Pero es que, incluso, si se analiza el gasto entre sistemas públicos y privados la dispersión es enorme. Madrid es la comunidad (86 puntos sobre 100) que menos gasta en educación pública (la que más en la privada), mientras que el País Vasco (180) vuelve a ser el campeón. Es decir, la educación al servicio de la ideología. La conclusión de De la Fuente, uno de los mayores expertos en financiación autonómica, no deja lugar a dudas: "Existen enormes disparidades", sostiene, en términos de gasto. La diferencia entre los dos extremos está en torno a los 50 puntos porcentuales en educación primaria e infantil, 70 en la secundaria, casi 90 en la universidad y casi 60 para el gasto combinado.
El resultado de tanta disparidad es demoledor. Como sostienen los editores, solo en los últimos tres años se han publicado un total de 450 textos normativos en las 17 comunidades autónomas que tienen incidencia directa o indirecta en la actividad editorial. Pero si se hace un análisis de los últimos diez años, suma un total de 1.820 textos normativos. La conclusión vuelve a ser terrorífica: la tasa de obsolescencia de los libros y del resto de los recursos didácticos se está acentuando. Es decir, cada vez hay que cambiar más los contenidos por las ocurrencias del consejero/a de educación de turno.
Mecanismos de coordinación
El problema de fondo, más allá de la casuística específica del mundo de la educación, es que cada vez más españoles cuestionan el sistema autonómico, que, de ninguna manera, es la causa del desaguisado. Por el contrario, es la consecuencia de un modelo institucionalmente mal armado y que a los partidos les trae al pairo por su incapacidad para dar coherencia al modelo territorial.
Hay muchos países federales y cuasi federales en el mundo —muchos de ellos entre los más desarrollados— en los que la enseñanza está descentralizada entre diferentes niveles de gobierno y no pasa nada. Al contrario, ese diseño constitucional recoge la diversidad de los territorios que, en el caso español, es significativamente importante por razones históricas. Y si hay parlamentos regionales, parece evidente que cada uno es libre de elegir su política de prioridades, aunque con límites perfectamente reconocibles.
Lo que falla, por lo tanto, es la ausencia de mecanismos efectivos de coordinación basados en la lealtad institucional. Probablemente, porque se ha diseñado un sistema autonómico carente de instituciones que den coherencia al conjunto del modelo. Tanto el Senado (por su deficiente configuración constitucional) como las conferencias sectoriales no son capaces de remar en la misma dirección y forman a menudo parte del guirigay político.
De hecho, el partido que está en la oposición suele utilizar los gobiernos autonómicos que controla como arietes para derribar al Gobierno central de turno, lo cual genera una cultura de los agravios comparativos que es la que se han enquistado en el sistema político.

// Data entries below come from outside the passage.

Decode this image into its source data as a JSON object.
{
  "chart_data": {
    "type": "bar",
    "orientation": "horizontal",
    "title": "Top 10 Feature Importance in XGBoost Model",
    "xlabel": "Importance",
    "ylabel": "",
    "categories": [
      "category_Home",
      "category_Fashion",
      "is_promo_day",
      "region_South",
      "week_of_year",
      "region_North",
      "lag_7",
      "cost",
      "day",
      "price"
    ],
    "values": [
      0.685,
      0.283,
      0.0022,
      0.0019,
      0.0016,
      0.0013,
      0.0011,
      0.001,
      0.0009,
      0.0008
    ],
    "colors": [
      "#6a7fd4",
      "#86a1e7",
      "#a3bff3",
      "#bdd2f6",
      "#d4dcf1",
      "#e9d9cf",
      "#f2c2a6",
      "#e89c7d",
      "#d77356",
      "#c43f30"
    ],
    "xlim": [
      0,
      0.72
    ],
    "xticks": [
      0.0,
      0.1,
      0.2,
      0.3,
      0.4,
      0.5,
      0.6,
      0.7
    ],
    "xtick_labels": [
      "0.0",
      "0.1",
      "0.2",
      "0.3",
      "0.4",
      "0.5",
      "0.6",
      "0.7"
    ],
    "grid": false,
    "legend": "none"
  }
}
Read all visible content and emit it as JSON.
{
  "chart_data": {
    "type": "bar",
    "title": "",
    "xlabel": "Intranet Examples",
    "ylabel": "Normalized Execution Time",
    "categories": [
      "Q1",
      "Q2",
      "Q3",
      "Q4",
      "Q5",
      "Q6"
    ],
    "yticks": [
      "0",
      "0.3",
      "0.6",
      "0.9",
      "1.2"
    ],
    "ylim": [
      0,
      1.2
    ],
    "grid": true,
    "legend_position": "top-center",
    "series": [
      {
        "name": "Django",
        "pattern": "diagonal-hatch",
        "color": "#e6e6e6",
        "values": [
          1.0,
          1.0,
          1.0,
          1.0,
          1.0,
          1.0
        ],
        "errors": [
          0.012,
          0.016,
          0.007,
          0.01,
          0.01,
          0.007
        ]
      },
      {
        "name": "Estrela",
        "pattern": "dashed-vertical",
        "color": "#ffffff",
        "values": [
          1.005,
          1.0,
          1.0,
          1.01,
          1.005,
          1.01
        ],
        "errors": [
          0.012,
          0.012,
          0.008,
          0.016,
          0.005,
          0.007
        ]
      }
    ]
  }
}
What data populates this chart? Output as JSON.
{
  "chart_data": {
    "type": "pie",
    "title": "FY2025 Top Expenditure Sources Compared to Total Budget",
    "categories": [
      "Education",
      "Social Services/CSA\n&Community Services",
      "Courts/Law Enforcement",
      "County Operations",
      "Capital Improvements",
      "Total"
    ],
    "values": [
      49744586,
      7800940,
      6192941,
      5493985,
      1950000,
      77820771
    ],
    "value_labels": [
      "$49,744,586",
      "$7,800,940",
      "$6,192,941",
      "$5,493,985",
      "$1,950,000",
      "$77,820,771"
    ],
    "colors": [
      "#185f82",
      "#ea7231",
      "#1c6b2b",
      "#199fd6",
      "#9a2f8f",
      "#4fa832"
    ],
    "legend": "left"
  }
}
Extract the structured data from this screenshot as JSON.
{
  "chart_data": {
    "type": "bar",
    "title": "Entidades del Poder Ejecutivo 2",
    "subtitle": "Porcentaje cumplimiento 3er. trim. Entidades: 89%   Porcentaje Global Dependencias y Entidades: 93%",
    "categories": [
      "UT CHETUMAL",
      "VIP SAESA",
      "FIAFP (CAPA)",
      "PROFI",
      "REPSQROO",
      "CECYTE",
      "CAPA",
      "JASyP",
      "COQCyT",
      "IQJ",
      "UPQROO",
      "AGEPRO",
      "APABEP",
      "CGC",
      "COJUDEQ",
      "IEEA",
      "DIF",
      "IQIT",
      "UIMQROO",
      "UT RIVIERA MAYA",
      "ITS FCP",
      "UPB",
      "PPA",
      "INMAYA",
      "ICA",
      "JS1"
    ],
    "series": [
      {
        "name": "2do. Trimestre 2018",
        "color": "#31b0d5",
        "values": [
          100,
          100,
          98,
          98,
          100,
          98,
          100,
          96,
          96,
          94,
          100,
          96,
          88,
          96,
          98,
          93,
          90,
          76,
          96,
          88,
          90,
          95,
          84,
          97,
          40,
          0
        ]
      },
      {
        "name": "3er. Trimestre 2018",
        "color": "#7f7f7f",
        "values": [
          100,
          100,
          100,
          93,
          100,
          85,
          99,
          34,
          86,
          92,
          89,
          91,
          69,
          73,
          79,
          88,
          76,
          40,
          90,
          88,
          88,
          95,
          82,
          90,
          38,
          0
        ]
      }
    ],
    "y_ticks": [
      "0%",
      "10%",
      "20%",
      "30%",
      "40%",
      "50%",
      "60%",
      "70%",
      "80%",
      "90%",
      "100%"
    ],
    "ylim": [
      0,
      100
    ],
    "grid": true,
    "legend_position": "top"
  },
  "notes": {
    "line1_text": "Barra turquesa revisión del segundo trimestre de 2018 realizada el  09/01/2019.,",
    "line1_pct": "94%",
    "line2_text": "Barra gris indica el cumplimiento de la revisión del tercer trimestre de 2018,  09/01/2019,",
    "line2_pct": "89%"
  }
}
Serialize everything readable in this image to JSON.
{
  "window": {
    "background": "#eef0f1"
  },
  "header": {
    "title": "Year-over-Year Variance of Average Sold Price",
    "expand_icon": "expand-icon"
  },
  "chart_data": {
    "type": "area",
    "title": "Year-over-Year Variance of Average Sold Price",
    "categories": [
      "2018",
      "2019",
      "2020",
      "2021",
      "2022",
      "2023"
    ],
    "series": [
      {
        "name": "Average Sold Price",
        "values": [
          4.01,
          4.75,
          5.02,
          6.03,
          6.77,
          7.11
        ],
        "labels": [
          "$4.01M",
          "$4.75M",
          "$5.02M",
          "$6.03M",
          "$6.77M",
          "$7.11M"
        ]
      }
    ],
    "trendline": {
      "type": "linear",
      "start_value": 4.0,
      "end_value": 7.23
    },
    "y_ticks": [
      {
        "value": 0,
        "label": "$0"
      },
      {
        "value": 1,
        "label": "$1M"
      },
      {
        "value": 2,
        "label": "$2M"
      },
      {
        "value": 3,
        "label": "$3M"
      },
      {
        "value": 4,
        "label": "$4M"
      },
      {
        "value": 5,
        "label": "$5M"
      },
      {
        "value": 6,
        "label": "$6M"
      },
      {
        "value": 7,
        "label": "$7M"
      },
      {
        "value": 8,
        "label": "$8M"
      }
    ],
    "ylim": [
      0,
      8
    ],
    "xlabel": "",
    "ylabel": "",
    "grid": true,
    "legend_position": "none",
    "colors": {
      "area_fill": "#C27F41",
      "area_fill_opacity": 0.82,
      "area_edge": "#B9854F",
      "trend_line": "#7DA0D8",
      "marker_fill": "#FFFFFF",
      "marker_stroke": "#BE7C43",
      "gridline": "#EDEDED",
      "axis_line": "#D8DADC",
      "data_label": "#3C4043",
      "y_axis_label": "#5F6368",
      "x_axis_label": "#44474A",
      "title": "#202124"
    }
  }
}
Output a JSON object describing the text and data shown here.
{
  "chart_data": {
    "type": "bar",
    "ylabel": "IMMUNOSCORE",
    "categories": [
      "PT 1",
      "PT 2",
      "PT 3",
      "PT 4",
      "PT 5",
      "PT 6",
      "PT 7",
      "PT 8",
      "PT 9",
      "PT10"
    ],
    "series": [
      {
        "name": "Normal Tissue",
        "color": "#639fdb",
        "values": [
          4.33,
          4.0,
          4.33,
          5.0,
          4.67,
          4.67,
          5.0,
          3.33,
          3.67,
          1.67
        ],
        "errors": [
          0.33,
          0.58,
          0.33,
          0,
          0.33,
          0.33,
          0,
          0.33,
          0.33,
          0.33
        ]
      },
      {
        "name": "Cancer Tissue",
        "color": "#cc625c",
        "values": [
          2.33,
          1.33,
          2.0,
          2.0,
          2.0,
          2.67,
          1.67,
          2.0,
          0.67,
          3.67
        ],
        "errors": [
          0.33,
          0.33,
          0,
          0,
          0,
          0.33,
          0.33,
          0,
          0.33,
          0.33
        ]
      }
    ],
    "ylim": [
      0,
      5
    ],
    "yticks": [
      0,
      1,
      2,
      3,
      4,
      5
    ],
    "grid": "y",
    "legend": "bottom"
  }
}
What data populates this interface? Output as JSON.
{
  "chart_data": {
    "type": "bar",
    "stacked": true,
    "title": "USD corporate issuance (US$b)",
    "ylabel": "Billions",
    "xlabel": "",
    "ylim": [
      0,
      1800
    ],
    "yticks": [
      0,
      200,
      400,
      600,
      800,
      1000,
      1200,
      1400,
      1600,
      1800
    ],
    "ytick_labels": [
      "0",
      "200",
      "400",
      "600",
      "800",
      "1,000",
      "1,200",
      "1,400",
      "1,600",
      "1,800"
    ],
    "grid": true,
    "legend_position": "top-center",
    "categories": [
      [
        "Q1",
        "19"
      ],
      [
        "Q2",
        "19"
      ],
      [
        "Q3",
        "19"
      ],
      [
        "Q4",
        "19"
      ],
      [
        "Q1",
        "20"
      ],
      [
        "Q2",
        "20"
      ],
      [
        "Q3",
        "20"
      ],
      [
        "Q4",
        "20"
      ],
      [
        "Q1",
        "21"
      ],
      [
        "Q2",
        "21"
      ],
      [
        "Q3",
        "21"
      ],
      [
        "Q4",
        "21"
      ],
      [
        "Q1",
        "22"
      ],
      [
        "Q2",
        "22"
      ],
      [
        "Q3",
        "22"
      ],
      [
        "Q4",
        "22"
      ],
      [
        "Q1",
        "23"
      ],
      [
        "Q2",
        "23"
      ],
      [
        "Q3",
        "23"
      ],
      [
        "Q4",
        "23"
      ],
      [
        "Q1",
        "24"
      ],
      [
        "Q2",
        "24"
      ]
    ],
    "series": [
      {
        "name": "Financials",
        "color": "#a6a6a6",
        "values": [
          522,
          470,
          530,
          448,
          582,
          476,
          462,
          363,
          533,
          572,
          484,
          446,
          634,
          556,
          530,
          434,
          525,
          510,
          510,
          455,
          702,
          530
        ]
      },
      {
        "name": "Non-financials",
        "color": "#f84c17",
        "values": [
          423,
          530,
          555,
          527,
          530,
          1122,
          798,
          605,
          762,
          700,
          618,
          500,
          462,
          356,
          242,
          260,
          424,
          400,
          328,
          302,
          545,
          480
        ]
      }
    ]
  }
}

Este mal funcionamiento de la arquitectura institucional del Estado autonómico es lo que explica el creciente malestar sobre el funcionamiento del modelo territorial, lo cual está detrás de la absurda idea de tirar el agua sucia del barreño con el niño dentro. Es decir, la ocurrencia de volver a un sistema centralizado en materias como la educación o la sanidad, cuando una de las razones del éxito de España como nación en los últimos 40 años ha sido, precisamente, recoger constitucionalmente la diversidad territorial del país.
Pero el Estado autonómico no es sinónimo de dejación de poderes, que es lo que han hecho de forma sistemática los gobiernos centrales en aras de lograr mayorías parlamentarias, y no solo con los nacionalismos.
Ni ha funcionado la alta inspección del Estado ni los partidos políticos han sido capaces de poner al día el Título VIII de la Constitución, lo que ha generado una enorme conflictividad legal que al final se ha resuelto de la manera más bizarra: cada uno hace de su capa un sayo en la creencia de cualquier consejero autonómico tiene poderes omnímodos. Incluso, para cambiar el pasado y reescribir la historia.